Over the years, Ms. de la Falaise designed couture, sportswear, ready-to-wear and boutique clothes for various houses; she also designed furniture and rugs. She was later a consultant to Mr. Saint Laurent’s licensees in the United States.

Ms. de la Falaise’s marriage to Count de la Falaise ended in divorce. She later married John McKendry, the curator of prints and photographs at the Metropolitan Museum of Art, and was known in private life as Maxime de la Falaise McKendry. Mr. McKendry died in 1975.

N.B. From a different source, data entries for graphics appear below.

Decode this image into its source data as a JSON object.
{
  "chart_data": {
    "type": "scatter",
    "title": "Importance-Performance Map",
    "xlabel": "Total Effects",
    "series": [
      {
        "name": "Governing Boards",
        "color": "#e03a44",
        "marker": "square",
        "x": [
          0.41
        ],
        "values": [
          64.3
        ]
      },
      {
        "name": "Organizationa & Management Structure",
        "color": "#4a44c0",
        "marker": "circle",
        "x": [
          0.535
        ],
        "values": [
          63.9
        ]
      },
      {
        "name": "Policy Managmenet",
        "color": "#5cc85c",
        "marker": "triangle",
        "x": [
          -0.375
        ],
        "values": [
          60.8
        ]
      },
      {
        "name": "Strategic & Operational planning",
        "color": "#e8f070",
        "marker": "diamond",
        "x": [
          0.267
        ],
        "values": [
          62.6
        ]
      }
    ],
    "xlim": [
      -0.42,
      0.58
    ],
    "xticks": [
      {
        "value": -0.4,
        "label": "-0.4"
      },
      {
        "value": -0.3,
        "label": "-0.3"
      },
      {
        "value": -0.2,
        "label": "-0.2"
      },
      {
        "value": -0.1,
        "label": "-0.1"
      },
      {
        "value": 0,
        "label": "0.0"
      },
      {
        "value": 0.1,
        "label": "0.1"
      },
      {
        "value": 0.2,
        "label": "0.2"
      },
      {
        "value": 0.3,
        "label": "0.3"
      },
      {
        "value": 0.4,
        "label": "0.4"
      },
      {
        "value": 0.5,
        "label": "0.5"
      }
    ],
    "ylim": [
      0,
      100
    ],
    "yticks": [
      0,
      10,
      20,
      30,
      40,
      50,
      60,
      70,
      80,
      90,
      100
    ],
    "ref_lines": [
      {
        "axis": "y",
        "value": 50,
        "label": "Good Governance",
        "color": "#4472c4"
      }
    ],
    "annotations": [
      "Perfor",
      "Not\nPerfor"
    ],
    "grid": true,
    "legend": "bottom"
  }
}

Ms. de la Falaise had two children with her first husband: her daughter, Louise, known as Loulou, who was for decades a well-known fashion model and associate of Mr. Saint Laurent; and a son, Alexis, a furniture designer, who died several years ago. Besides her daughter, Ms. de la Falaise is survived by several grandchildren, among them Lucie de la Falaise, a prominent fashion model in the 1990s; and great-grandchildren.

Her writings on food include the book “Seven Centuries of English Cooking” (Weidenfeld & Nicolson, 1973, edited by Arabella Boxer), reissued by Grove Press in 1992. Here in full is a medieval recipe that appears in Ms. de la Falaise’s book:

“Take a crane, and unfolde his legges, and cut off his wynges and his legges, and sauce him with poudres of gynger, mustard, vynegre and salte.”